Der exzentrische Milliardär Elon Musk will Twitter kaufen, das Unternehmen von der Börse holen und privat betreiben. Das ist eine der besorgniserregensten Nachrichten aus der digitalen Welt seit einiger Zeit.
Twitter hat zwar, zumindest in Deutschland, keine Massenreichweite wie andere populäre Dienste. Aber auf keiner anderen Plattform konstituiert sich politische und gesellschaftliche Öffentlichkeit so wie dort. Bei uns und in vielen anderen Gesellschaften.
Facebook zeigt anschaulich, wie gefährlich eine Plattform (genau genommen sind es natürlich mehrere) sein kann, wenn nur eine Person, in diesem Fall Mark Zuckerberg, alleine bestimmen darf. Und das auch tut. Aber im Gegensatz zu Musks Vorhaben dürfte bei Zuckerberg die Sorge um das öffentliche Image und den Börsenwert als eine Art Checks und Balances greifen – und womöglich oft das Allerschlimmste verhindern.
Zuviel Macht in einer Hand
Elon Musk traue ich noch weniger zu, verantwortlich mit einer Plattform umzugehen, die für viele Menschen so bedeutend geworden ist. Ich halte ihn weder charakterlich für die passende Person, noch möchte ich in einer digitalen Welt leben, in der Milliardäre sich einfach mal eine solche relevante Plattform kaufen und nach ihren eigenen Wünschen umformen können.
Wir haben uns zu sehr abhängig von privatisierten Öffentlichkeiten gemacht, die von wenigen Unternehmen beherrscht werden. Die Konzentration schreitet noch weiter voran, wenn einer Dienste in das Privateigentum einer Person wandert, nur weil sie den Längsten am Finanzmarkt hat. Es ist gefährlich, wenn Öffentlichkeiten rein davon abhängig sind, wer über das meiste Kapital auf dem Börsenmarkt verfügt.
Wie wichtig sind uns demokratische Öffentlichkeiten?
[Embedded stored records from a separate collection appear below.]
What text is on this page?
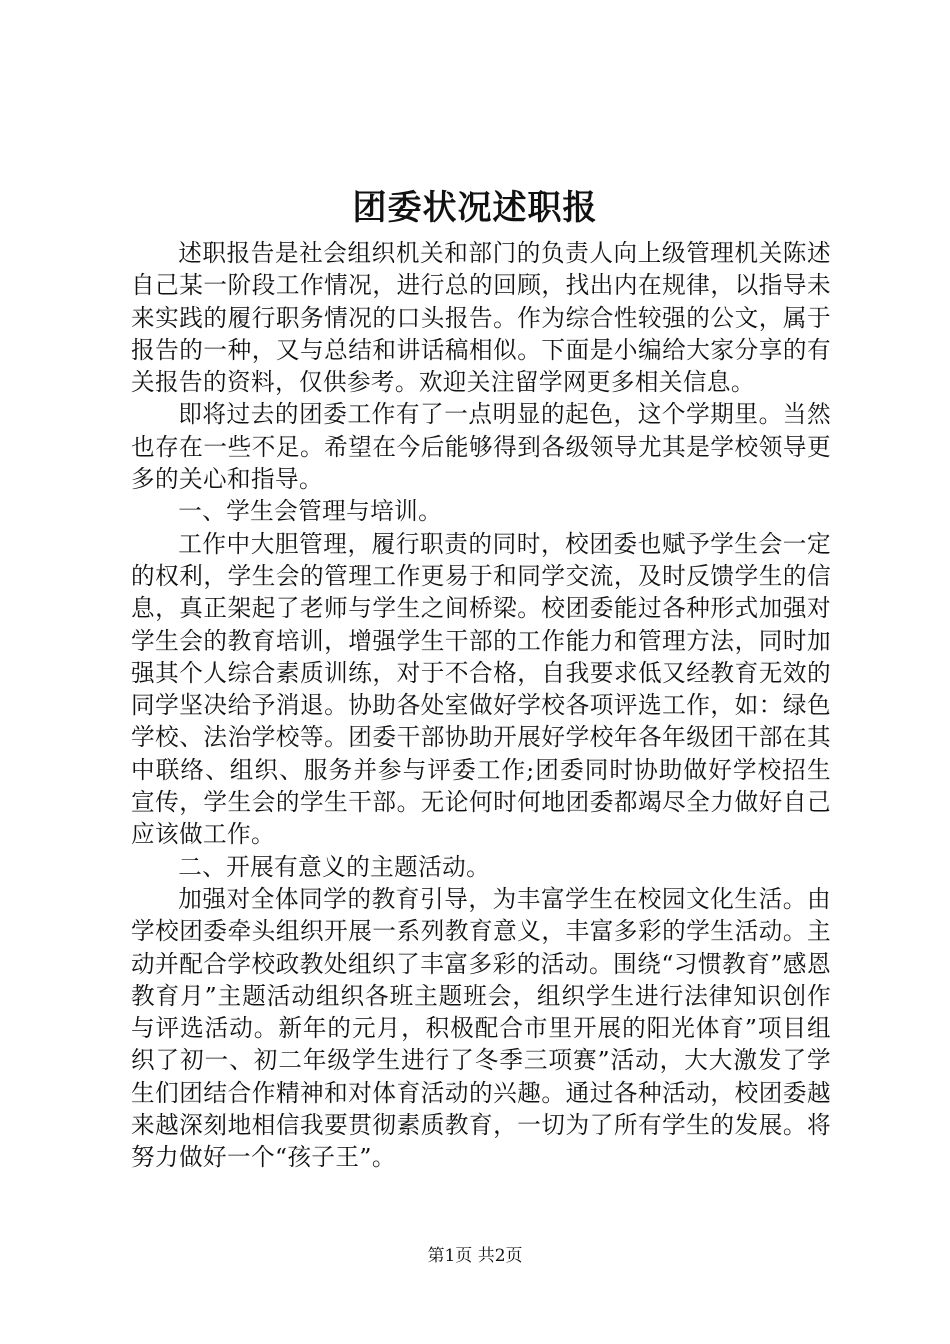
团委状况述职报

述职报告是社会组织机关和部门的负责人向上级管理机关陈述自己某一阶段工作情况，进行总的回顾，找出内在规律，以指导未来实践的履行职务情况的口头报告。作为综合性较强的公文，属于报告的一种，又与总结和讲话稿相似。下面是小编给大家分享的有关报告的资料，仅供参考。欢迎关注留学网更多相关信息。

即将过去的团委工作有了一点明显的起色，这个学期里。当然也存在一些不足。希望在今后能够得到各级领导尤其是学校领导更多的关心和指导。

一、学生会管理与培训。

工作中大胆管理，履行职责的同时，校团委也赋予学生会一定的权利，学生会的管理工作更易于和同学交流，及时反馈学生的信息，真正架起了老师与学生之间桥梁。校团委能过各种形式加强对学生会的教育培训，增强学生干部的工作能力和管理方法，同时加强其个人综合素质训练，对于不合格，自我要求低又经教育无效的同学坚决给予消退。协助各处室做好学校各项评选工作，如：绿色学校、法治学校等。团委干部协助开展好学校年各年级团干部在其中联络、组织、服务并参与评委工作;团委同时协助做好学校招生宣传，学生会的学生干部。无论何时何地团委都竭尽全力做好自己应该做工作。

二、开展有意义的主题活动。

加强对全体同学的教育引导，为丰富学生在校园文化生活。由学校团委牵头组织开展一系列教育意义，丰富多彩的学生活动。主动并配合学校政教处组织了丰富多彩的活动。围绕“习惯教育”感恩教育月”主题活动组织各班主题班会，组织学生进行法律知识创作与评选活动。新年的元月，积极配合市里开展的阳光体育”项目组织了初一、初二年级学生进行了冬季三项赛”活动，大大激发了学生们团结合作精神和对体育活动的兴趣。通过各种活动，校团委越来越深刻地相信我要贯彻素质教育，一切为了所有学生的发展。将努力做好一个“孩子王”。

第1页 共2页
Das zeigt auch die Wichtigkeit von guter Regulierung, die Monopole verhindert und Regeln vorgibt, die auf unseren demokratischen Werten und Grundrechten basieren. Denn wir als Gesellschaft müssen die Regeln für große Plattformen vorgeben und dürfen das und ihre Durchsetzung nicht Menschen überlassen, die eine gestörte Vorstellung von Meinungsfreiheit haben und damit vor allem immer nur die eigene meinen.
Die Europäische Union hat mit dem Digitale-Dienste-Gesetz den dazu passenden Gesetzesprozess schon am Laufen. Ob dieser am Ende gut wird und wie diese dann auch bei einer Alleinherrschaft von Musk ein notwendiges Gegengewicht darstellt, ist leider immer noch offen.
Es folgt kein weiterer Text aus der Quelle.